International team organizes special issue dedicated to better understanding extreme weather

Peer-Reviewed Publication

INSTITUTE OF ATMOSPHERIC PHYSICS, CHINESE ACADEMY OF SCIENCES

Extraordinarily wet summer mei-yu of 2020 in eastern Asia 

IMAGE: THE COVER IS A ROUGH DIAGRAM OF THE CIRCULATION WHICH OCCURRED DURING THE EXTRAORDINARILY WET SUMMER MEI-YU OF 2020 IN EASTERN ASIA. IT SHOWS HOW THE RAINFALL PRINCIPALLY OCCURRED AS A RESULT OF WARM, MOIST LOW LEVEL FLOW FROM THE SOUTH MEETING COLDER, UPPER LEVEL FLOW FROM THE NORTH. HIGH PRESSURE (DENOTED BY THE "H'), NORMALLY OVER THE WESTERN NORTH PACIFIC WAS ALSO FURTHER WEST THAN USUAL, HELPING TO FEED ADDITIONAL MOISTURE, FROM THE SOUTH, TOWARDS THE REGIONS MOST IMPACTED BY THE FLOODING. view more 

CREDIT: ADVANCES IN ATMOSPHERIC SCIENCES

With the impacts of climate change now increasingly hitting parts of the world in the form of, for example, the extreme heatwaves in Canada and Italy, and the severe floods in Europe and China, 2021 has been a year of new records and fear for the future. For large parts of eastern Asia however, the previous summer was one that locals won't forget for many, many years. For vast parts of the region, it was the wettest summer for almost 60 years, with widespread flooding in several provinces of China but also in southern Japan and South Korea. With model projections heralding an approaching world of multiple extremes as climate change begins to bite, the need to understand and predict such events has become ever more pressing, and essential in order to mitigate their worst impacts and save lives in coming decades.

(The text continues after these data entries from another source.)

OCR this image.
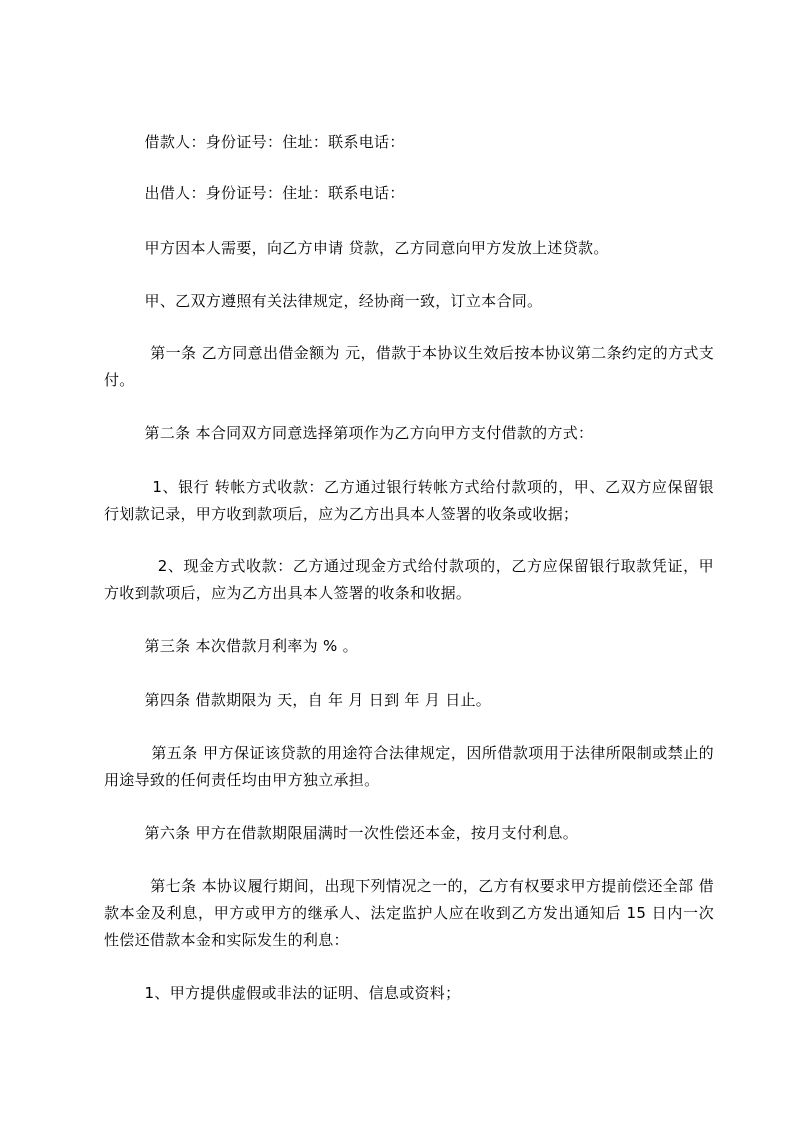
借款人：身份证号：住址：联系电话：

出借人：身份证号：住址：联系电话：

甲方因本人需要，向乙方申请 贷款，乙方同意向甲方发放上述贷款。

甲、乙双方遵照有关法律规定，经协商一致，订立本合同。

第一条 乙方同意出借金额为 元，借款于本协议生效后按本协议第二条约定的方式支付。

第二条 本合同双方同意选择第项作为乙方向甲方支付借款的方式：

1、银行 转帐方式收款：乙方通过银行转帐方式给付款项的，甲、乙双方应保留银行划款记录，甲方收到款项后，应为乙方出具本人签署的收条或收据；

2、现金方式收款：乙方通过现金方式给付款项的，乙方应保留银行取款凭证，甲方收到款项后，应为乙方出具本人签署的收条和收据。

第三条 本次借款月利率为 % 。

第四条 借款期限为 天，自 年 月 日到 年 月 日止。

第五条 甲方保证该贷款的用途符合法律规定，因所借款项用于法律所限制或禁止的用途导致的任何责任均由甲方独立承担。

第六条 甲方在借款期限届满时一次性偿还本金，按月支付利息。

第七条 本协议履行期间，出现下列情况之一的，乙方有权要求甲方提前偿还全部 借款本金及利息，甲方或甲方的继承人、法定监护人应在收到乙方发出通知后 15 日内一次性偿还借款本金和实际发生的利息：

1、甲方提供虚假或非法的证明、信息或资料；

As part of this effort, SpringerNature's peer-reviewed journal Advances in Atmospheric Sciences  invited scientists from several countries, including China, the UK, South Korea, the US and Japan to come together in October 2020 to encourage scientists to research and submit their findings on the East Asian flooding of 2020 to a special issue consecrated to the event. As Dr Robin Clark, one of the co-organizers of the special issue and co-author of the preface, from the UK's national weather agency, the Met Office, says, "Climate change knows no borders and will impact everyone. We're already seeing it's fingerprints on the extreme weather we see around the world so it's important for countries to work together to avoid the very worst impacts of climate change”.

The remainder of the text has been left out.